Published online by Cambridge University Press: 05 June 2012
Ambitions and achievements
Montesquieu declared that ‘toward the middle of the reign of Louis XIV’, when France was at the height of its international powers, ‘Muscovy was as yet no better known in Europe than was the Crimea.’ It was certainly little better respected. Though the temptations of international trade lured a succession of peripatetic European diplomatic missions to Moscow during the seventeenth century, Muscovy's place in the international system was scarcely more secure in the 1670s than it had been in the 1570s. If anything, it had become more precarious as medieval ‘Christendom’ fragmented under the impact of the Reformation into ‘Europe’, a secular amalgam of sovereign states. Nor was the question easily resolved: a striking recent survey takes the disputed place of Russia as ‘the cardinal problem’ in Europe's 500-year history.

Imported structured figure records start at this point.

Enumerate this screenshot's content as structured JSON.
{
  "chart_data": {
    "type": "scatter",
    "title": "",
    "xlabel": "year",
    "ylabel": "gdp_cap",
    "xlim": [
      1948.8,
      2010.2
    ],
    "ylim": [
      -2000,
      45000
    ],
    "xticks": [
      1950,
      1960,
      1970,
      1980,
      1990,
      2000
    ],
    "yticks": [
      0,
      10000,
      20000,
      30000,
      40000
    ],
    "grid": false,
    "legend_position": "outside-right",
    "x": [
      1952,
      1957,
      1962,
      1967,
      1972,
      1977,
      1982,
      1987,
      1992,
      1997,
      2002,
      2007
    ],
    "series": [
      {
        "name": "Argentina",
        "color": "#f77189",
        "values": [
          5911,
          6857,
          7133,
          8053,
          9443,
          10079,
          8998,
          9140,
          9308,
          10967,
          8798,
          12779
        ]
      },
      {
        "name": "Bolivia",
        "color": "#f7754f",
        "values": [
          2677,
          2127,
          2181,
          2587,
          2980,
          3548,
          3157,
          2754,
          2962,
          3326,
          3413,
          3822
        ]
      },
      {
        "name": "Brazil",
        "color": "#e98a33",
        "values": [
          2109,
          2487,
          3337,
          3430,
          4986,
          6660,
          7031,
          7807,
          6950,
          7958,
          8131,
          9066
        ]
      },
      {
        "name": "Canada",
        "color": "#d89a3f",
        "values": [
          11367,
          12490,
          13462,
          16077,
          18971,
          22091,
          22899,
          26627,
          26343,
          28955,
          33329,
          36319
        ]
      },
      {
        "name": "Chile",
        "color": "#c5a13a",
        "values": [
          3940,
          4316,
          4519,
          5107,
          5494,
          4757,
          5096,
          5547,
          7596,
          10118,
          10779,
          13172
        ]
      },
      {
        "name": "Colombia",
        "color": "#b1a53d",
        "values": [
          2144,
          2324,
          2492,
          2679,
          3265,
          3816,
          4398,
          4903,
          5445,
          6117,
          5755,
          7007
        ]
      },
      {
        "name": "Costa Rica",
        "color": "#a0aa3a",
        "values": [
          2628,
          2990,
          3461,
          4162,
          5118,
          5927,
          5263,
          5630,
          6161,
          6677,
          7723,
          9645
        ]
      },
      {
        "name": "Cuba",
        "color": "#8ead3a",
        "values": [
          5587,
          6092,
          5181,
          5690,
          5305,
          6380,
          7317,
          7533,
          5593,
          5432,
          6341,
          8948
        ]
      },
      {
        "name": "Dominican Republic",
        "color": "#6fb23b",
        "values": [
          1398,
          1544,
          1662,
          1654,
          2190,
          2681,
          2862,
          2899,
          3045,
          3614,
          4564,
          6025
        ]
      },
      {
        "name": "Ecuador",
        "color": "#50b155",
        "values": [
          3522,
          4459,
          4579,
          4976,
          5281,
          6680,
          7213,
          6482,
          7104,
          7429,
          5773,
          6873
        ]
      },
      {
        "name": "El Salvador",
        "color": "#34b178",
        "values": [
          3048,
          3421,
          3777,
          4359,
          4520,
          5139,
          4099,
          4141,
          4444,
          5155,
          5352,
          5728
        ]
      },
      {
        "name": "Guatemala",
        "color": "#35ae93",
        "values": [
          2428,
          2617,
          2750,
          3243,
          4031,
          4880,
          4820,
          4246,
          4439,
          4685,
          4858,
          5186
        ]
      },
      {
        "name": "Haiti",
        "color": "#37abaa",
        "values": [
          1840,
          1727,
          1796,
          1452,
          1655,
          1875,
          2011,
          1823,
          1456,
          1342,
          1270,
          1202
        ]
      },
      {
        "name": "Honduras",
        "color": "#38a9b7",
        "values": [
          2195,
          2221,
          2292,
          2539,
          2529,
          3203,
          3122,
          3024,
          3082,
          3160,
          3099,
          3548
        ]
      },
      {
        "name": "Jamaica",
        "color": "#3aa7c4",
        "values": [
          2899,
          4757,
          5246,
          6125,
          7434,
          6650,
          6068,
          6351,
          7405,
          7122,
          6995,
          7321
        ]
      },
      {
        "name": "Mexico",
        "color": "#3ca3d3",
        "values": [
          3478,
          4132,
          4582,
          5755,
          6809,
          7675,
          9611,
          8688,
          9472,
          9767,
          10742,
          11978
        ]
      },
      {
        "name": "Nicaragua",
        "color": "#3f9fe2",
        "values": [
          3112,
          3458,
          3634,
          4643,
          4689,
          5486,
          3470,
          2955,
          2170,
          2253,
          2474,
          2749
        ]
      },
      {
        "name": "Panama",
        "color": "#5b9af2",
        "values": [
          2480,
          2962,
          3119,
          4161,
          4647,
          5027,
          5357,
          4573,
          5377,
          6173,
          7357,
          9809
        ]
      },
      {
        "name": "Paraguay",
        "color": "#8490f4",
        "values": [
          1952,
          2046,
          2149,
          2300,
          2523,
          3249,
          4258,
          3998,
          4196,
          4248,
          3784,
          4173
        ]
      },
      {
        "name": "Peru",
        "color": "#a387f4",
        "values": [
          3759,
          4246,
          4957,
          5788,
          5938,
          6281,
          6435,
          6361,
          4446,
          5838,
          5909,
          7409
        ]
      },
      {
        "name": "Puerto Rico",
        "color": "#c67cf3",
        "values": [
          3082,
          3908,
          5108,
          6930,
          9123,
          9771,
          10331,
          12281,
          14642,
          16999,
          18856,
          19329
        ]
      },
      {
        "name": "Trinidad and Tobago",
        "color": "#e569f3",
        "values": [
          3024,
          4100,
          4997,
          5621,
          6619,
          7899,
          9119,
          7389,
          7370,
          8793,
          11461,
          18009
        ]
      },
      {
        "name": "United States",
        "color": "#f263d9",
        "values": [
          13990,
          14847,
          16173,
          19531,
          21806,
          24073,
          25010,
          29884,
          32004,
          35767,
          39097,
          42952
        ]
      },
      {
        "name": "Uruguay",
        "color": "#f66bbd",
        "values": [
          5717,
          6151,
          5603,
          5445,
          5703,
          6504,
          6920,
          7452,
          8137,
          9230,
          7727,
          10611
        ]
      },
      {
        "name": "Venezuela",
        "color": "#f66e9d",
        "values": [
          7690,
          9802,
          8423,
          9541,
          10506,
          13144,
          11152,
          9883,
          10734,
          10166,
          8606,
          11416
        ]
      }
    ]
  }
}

There was no more convinced enemy of the Ottoman empire than Muscovy, whose Orthodox rulers always reserved a particular distaste for Islam. It was, indeed, an unfulfilled aim of Peter the Great's Grand Embassy in 1697–8 to bolster the Christian alliance formed against Constantinople in 1686. Yet, to Western writers in search of ‘perpetual peace’, Muscovites seemed closer to the infidel Turk than to ‘civilised’ European nations who defined themselves in opposition to a barbarian Oriental ‘other’. In 1647, John Milton acknowledged Muscovy as ‘the most northerly Region of Europe reputed civil’.